"There is a lack of understanding on the part of some governments and even civil society that requiring faith communities to register is almost impossible to reconcile with international and OSCE human-rights standards," says Malcolm Evans, a law professor from the United Kingdom. "Unless it is for the purposes of tax benefits or to obtain charitable status, there should be no need for compulsory registration."
Evans is part of the 58-strong Panel of Experts on Freedom of Religion and Belief set up by the OSCE's Office for Democratic Institutions and Human Rights (ODIHR) to protect the rights of individuals and religious groups. Its members, nominated by OSCE participating States, represent a broad spectrum of religious faiths from across the region and include a number of legal experts on freedom-of-religion issues.

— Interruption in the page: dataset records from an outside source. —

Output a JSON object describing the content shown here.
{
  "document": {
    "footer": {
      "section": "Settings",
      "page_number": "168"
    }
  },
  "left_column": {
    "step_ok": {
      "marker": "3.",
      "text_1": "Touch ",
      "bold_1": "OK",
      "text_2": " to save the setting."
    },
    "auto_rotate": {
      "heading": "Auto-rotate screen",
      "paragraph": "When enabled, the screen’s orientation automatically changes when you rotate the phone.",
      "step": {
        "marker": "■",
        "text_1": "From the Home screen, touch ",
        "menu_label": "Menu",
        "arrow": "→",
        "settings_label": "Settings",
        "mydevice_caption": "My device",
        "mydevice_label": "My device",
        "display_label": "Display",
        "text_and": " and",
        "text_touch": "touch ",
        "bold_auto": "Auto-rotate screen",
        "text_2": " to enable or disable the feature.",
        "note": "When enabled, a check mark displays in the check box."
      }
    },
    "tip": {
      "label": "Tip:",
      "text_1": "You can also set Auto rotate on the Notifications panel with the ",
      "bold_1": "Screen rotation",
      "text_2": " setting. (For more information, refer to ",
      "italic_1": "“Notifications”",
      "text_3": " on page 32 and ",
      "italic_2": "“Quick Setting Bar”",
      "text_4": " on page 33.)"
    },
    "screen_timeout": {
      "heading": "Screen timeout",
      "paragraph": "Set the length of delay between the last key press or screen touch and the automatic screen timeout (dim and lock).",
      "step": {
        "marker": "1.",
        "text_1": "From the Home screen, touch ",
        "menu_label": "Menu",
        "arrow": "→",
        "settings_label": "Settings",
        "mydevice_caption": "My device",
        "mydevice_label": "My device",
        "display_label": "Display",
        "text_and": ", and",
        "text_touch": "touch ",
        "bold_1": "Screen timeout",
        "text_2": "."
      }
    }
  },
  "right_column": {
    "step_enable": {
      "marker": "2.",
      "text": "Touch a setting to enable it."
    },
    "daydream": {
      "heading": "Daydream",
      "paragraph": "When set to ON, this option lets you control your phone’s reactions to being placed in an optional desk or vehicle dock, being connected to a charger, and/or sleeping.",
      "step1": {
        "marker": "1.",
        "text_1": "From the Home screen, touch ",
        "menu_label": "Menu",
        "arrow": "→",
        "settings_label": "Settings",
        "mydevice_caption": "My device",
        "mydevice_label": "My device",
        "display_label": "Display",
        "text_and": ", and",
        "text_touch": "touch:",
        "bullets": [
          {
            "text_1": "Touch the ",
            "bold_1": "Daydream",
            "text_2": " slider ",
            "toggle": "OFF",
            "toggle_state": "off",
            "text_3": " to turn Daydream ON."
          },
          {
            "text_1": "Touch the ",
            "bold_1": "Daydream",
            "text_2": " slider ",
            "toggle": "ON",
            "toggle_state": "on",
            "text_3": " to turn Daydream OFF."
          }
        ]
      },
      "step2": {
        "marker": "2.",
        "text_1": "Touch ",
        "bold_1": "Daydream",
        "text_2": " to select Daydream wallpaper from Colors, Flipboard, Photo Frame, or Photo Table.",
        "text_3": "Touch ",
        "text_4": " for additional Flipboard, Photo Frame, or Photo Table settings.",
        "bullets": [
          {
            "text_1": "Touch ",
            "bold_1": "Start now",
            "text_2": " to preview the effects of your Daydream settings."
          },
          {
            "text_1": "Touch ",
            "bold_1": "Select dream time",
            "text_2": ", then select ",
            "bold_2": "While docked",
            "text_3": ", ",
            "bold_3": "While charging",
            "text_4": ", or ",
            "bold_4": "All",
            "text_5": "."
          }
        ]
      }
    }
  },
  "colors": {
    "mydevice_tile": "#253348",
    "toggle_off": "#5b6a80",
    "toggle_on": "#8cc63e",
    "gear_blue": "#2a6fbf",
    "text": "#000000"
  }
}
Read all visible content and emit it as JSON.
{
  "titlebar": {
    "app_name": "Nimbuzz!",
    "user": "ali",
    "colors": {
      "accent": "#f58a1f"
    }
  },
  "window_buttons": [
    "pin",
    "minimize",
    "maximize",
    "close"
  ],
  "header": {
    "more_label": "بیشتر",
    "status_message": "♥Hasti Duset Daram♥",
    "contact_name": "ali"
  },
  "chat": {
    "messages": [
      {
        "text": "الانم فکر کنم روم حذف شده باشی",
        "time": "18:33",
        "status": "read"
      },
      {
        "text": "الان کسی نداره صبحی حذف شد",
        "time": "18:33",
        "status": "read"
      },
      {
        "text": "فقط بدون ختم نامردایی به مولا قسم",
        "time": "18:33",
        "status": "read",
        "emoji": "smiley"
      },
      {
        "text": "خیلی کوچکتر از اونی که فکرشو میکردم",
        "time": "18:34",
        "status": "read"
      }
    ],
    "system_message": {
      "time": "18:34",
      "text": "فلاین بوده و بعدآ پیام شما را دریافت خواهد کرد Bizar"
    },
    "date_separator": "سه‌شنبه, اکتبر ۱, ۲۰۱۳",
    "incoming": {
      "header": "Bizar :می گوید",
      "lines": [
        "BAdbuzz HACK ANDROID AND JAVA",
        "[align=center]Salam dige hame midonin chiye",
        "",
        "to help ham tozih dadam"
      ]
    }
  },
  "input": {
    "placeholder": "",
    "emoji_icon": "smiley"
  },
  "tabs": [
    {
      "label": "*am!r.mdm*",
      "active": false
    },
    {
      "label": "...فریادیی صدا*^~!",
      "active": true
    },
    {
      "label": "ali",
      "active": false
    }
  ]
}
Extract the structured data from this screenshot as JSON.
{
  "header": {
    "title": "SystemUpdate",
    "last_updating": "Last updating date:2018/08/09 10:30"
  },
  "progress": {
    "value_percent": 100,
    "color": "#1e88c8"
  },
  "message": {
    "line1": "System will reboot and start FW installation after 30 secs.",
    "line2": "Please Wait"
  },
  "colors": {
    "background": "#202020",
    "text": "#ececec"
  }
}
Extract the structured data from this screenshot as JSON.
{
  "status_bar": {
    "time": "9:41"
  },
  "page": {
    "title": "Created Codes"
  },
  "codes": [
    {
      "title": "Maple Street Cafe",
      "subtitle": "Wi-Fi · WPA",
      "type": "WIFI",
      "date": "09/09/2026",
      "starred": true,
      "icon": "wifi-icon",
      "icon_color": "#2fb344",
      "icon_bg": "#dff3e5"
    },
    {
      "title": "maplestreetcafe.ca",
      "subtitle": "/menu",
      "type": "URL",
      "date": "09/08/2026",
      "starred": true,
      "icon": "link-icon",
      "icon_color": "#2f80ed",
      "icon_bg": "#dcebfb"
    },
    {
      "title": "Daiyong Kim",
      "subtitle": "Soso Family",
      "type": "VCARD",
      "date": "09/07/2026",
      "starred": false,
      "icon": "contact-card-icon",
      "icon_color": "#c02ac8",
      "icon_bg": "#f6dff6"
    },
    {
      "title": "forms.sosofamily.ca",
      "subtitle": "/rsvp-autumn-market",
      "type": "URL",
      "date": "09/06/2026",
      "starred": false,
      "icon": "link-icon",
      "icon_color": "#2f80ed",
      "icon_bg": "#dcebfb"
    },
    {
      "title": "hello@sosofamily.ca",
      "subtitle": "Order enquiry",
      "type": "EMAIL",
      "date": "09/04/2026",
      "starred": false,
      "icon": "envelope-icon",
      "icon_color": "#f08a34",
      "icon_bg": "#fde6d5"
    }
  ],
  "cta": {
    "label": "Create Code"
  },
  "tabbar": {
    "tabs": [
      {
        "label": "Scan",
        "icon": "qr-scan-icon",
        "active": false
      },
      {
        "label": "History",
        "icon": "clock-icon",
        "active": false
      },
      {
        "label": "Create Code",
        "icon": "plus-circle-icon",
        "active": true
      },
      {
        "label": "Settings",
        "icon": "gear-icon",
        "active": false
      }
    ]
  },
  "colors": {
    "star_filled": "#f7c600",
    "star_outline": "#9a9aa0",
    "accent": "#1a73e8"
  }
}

The panel serves as a consultative body which can be used by states that are introducing new or amended legislation affecting freedom of religion. It also provides expert opinions on individual cases.
Dealing with individual incidents
A recent example of this is the panel's opinion on the situation of Jehovah's Witnesses in Moscow. "As elsewhere in the former Soviet Union, registration requirements are being used to control faith groups. Jehovah's Witness communities in Moscow had their registrations revoked in 2004, which in effect deprived them of their right to religious freedom," says the ODIHR's Thomas Krapf, who co-ordinates the work of the panel.
The panel has also presented an opinion on the Bishop Jovan case in the former Yugoslav Republic of Macedonia. Bishop Jovan is currently serving an 18-month prison sentence after being charged and convicted of inciting religious and ethnic hatred. In the panel's opinion, this conviction is incompatible with OSCE freedom-of-religion commitments, as it relies on highly problematic accusations. Since the conviction was upheld on appeal, it is now being reviewed by the European Court of Human Rights in Strasbourg.
Advising on emerging legislation
The panel reviews legislation in accordance with guidelines developed by the ODIHR in co-operation with the Council of Europe's Venice Commission and based on international conventions and OSCE commitments. It is currently advising the governments of the former Yugoslav Republic of Macedonia, Romania, and Serbia.
"Some of the most effective work of the panel has been done in the area of emerging legislation," says Cole Durham, a US law professor and member of the panel. "This can take the form of formal reviews of proposed legislation, and there have also been a number of less formal consultations between panel personnel and those working on legislation in various countries."
"The work of the panel has headed off problematic legislation in Kazakhstan, Kyrgyzstan, Bulgaria, Romania, and Serbia, and efforts to work on improved legislation are going on in various OSCE countries," Durham explains. "In many cases, we have found it very effective to conduct confidential discussions with governments so that politicization of the issues involved can be avoided."
Preventing breaches of religious freedom
Issues related to freedom of religion are not limited to questions of faith; they often involve other rights, such as the freedoms of movement, expression, assembly, and association. More recently, freedom of religion has also become a major issue in relation to the prevention of terrorism.
This year the ODIHR will begin to organize training sessions and workshops on freedom-of-religion issues. "We are planning to offer training to NGOs and faith communities in Central Asia, the Caucasus, and South-Eastern Europe, which constantly have to confront these sorts of issues. We will also provide similar training to government officials," says Krapf.
"Pre-emptive work - whether training, awareness-raising, or early consultation with governments - is the most effective way of defusing potential freedom-of-religion infringements, and is an area where the panel can add much value."